The U.S. House of Representatives has passed the Tribal Law and Order Act, which could bring greater local control to tribal law enforcement agencies and improve communication among agencies providing for public safety on reservations.
The House voted 326 to 92 to approve the bill, which was passed with the Indian Arts and Crafts Amendments Act. The bill now goes to President Barack Obama.
The Tribal Law and Order Act, sponsored by Sen. Byron Dorgan, D-N.D., passed the Senate in June. The bill came as a response to what Dorgan said is a crisis situation on Indian reservations, where violent crime continues to devastate communities at rates much higher than the national average.
One of the most notable things the act would do if signed into law is enable tribal courts to sentence people to up to three years in prison. Currently, tribal courts can issue one-year sentences.
Jim Cerny, a public defender for the Standing Rock Sioux tribe, said the sentencing provision in the act would allow more crimes to be tried in tribal court, giving more local control to tribes.
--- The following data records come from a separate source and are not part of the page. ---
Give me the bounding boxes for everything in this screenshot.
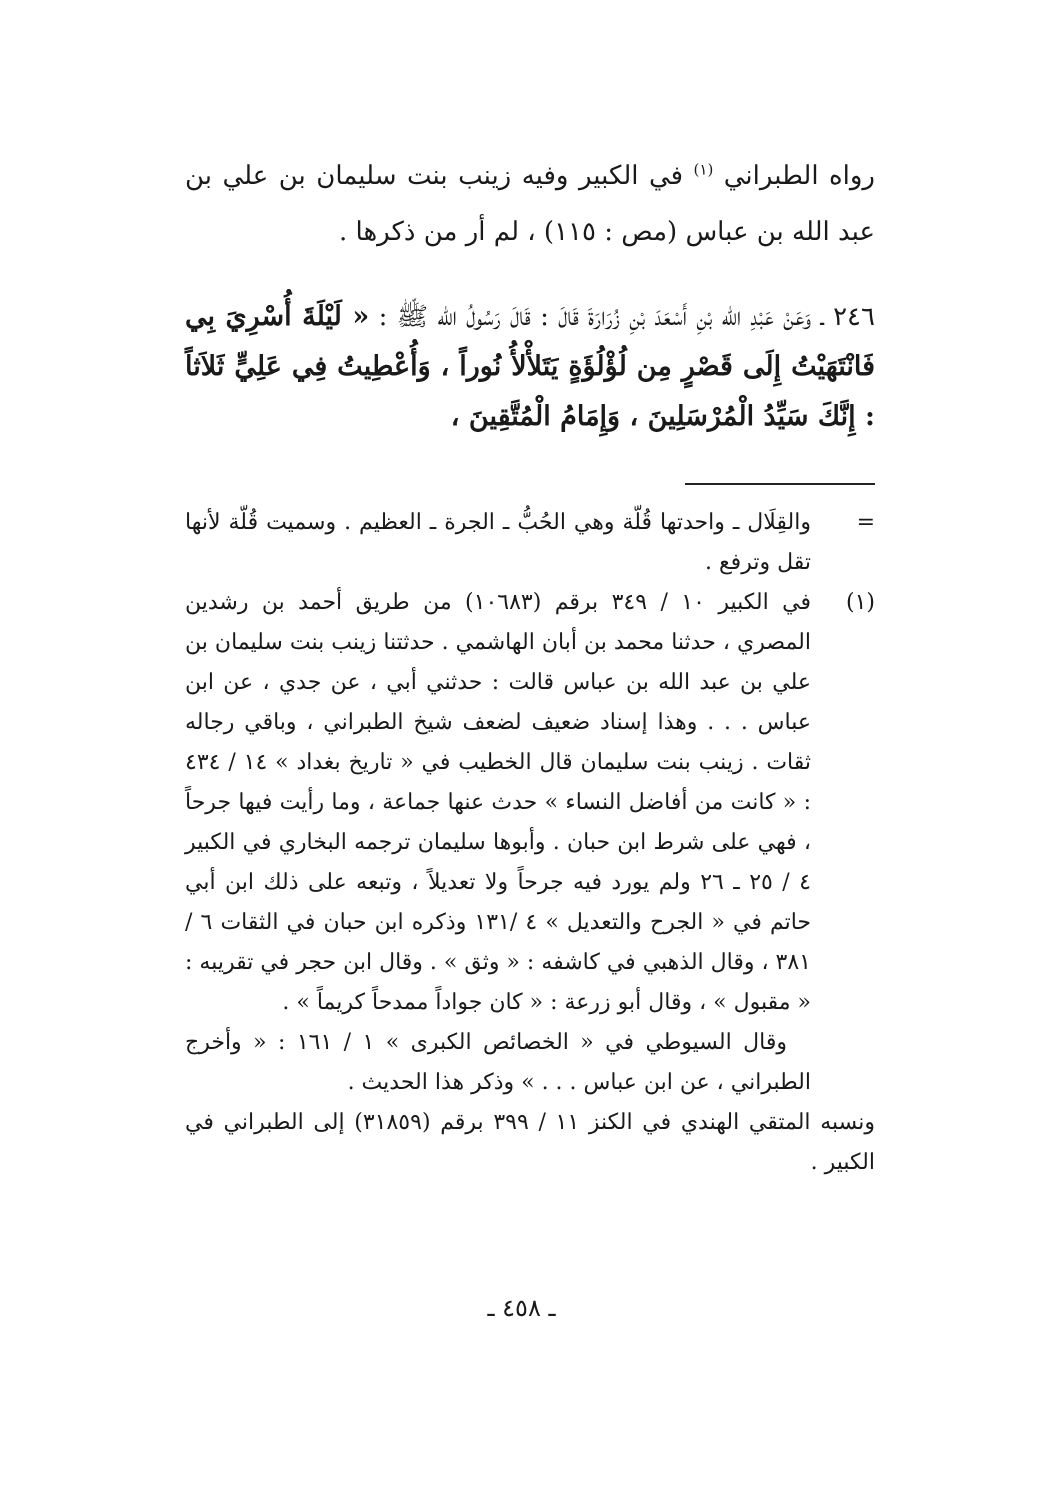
continuation-marker: = bbox=[856, 510, 875, 535]
footnote-1-paragraph-3: ونسبه المتقي الهندي في الكنز ١١ / ٣٩٩ برقم (٣١٨٥٩) إلى الطبراني في الكبير . bbox=[185, 1110, 875, 1175]
footnote-1-marker: (١) bbox=[845, 590, 875, 615]
footnote-1-paragraph-1: في الكبير ١٠ / ٣٤٩ برقم (١٠٦٨٣) من طريق أحمد بن رشدين المصري ، حدثنا محمد بن أبان الهاشمي . حدثتنا زينب بنت سليمان بن علي بن عبد الله بن عباس قالت : حدثني أبي ، عن جدي ، عن ابن عباس . . . وهذا إسناد ضعيف لضعف شيخ الطبراني ، وباقي رجاله ثقات . زينب بنت سليمان قال الخطيب في « تاريخ بغداد » ١٤ / ٤٣٤ : « كانت من أفاضل النساء » حدث عنها جماعة ، وما رأيت فيها جرحاً ، فهي على شرط ابن حبان . وأبوها سليمان ترجمه البخاري في الكبير ٤ / ٢٥ ـ ٢٦ ولم يورد فيه جرحاً ولا تعديلاً ، وتبعه على ذلك ابن أبي حاتم في « الجرح والتعديل » ٤ /١٣١ وذكره ابن حبان في الثقات ٦ / ٣٨١ ، وقال الذهبي في كاشفه : « وثق » . وقال ابن حجر في تقريبه : « مقبول » ، وقال أبو زرعة : « كان جواداً ممدحاً كريماً » . bbox=[185, 590, 812, 1015]
hadith-paragraph bbox=[185, 292, 875, 442]
footnote-1-paragraph-2: وقال السيوطي في « الخصائص الكبرى » ١ / ١٦١ : « وأخرج الطبراني ، عن ابن عباس . . . » وذكر هذا الحديث . bbox=[185, 1030, 811, 1095]
main-text-after-ref: في الكبير وفيه زينب بنت سليمان بن علي بن عبد الله بن عباس (مص : ١١٥) ، لم أر من ذكرها . bbox=[185, 161, 875, 247]
page-number: ـ ٤٥٨ ـ bbox=[487, 1294, 556, 1322]
footnote-separator bbox=[685, 483, 875, 485]
hadith-intro: ٢٤٦ ـ وَعَنْ عَبْدِ الله بْنِ أَسْعَدَ بْنِ زُرَارَةَ قَالَ : قَالَ رَسُولُ الله ﷺ : bbox=[369, 302, 875, 332]
footnote-1 bbox=[185, 583, 875, 1103]
footnote-continuation bbox=[185, 503, 875, 583]
hadith-prophet-words: « لَيْلَةَ أُسْرِيَ بِي فَانْتَهَيْتُ إِلَى قَصْرٍ مِن لُؤْلُؤَةٍ يَتَلأْلأُ نُوراً ، وَأُعْطِيتُ فِي عَلِيٍّ ثَلاَثاً : إِنَّكَ سَيِّدُ الْمُرْسَلِينَ ، وَإِمَامُ الْمُتَّقِينَ ، bbox=[185, 301, 875, 432]
footnote-ref-1: (١) bbox=[693, 160, 714, 179]
main-text-before-ref: رواه الطبراني bbox=[723, 161, 875, 191]
main-paragraph bbox=[185, 148, 875, 260]
footnotes-section bbox=[185, 503, 875, 1183]
continuation-text: والقِلَال ـ واحدتها قُلّة وهي الحُبُّ ـ الجرة ـ العظيم . وسميت قُلّة لأنها تقل وترفع . bbox=[185, 510, 811, 575]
“It brings more sovereignty to a tribe,” he said.
Tribal courts and federal courts have concurrent jurisdiction over several felonies classified in the Major Crimes Act, including murders and rapes, that occur on reservations. If federal prosecutors decline prosecution in cases that fall under the Major Crimes Act, tribal officials don’t always receive the information compiled in investigations by federal agencies, making it difficult to prosecute the crimes in tribal court.
The Tribal Law and Order Act, if signed by the president, would require the Department of Justice to file declination reports to tribal justice officials to coordinate the prosecution of crimes on reservations.
Grant Walker, chief prosecutor for the Standing Rock Sioux tribe, said declinations are still an issue in North Dakota and South Dakota, though there is more communication now than in the past among the entities.
“It’s an ongoing process,” he said. The act also would provide resources to enhance cooperation among tribal, state and federal agencies, authorize tribal police to make arrests for all crimes committed on reservations, provide tribal police more access to national criminal history databases, improve collection of reservation crime data and increase resources for dealing with domestic and sexual violence.
Fewer than 3,000 BIA and tribal police officers patrol more than 56 million acres of tribal lands, said Rep. Stephanie Herseth Sandlin, D-S.D., a sponsor of the House measure.
On the 2.3 million-acre Standing Rock Sioux Reservation, which straddles the South Dakota-North Dakota border, the BIA had only nine patrol officers in 2008. That meant at times, just one officer was on duty to patrol a land mass about the size of Connecticut.
Jefferson Keel, president of the National Congress of American Indians, lauded the measure, saying law enforcement on tribal lands has long been hamstrung by federal restrictions and inadequate resources.
“The Tribal Law and Order Act is a significant step forward for tribal police — officers who serve their communities honorably and deserve the full authority to protect Indian Country just like any other state, county or city in the nation,” Keel said in a statement.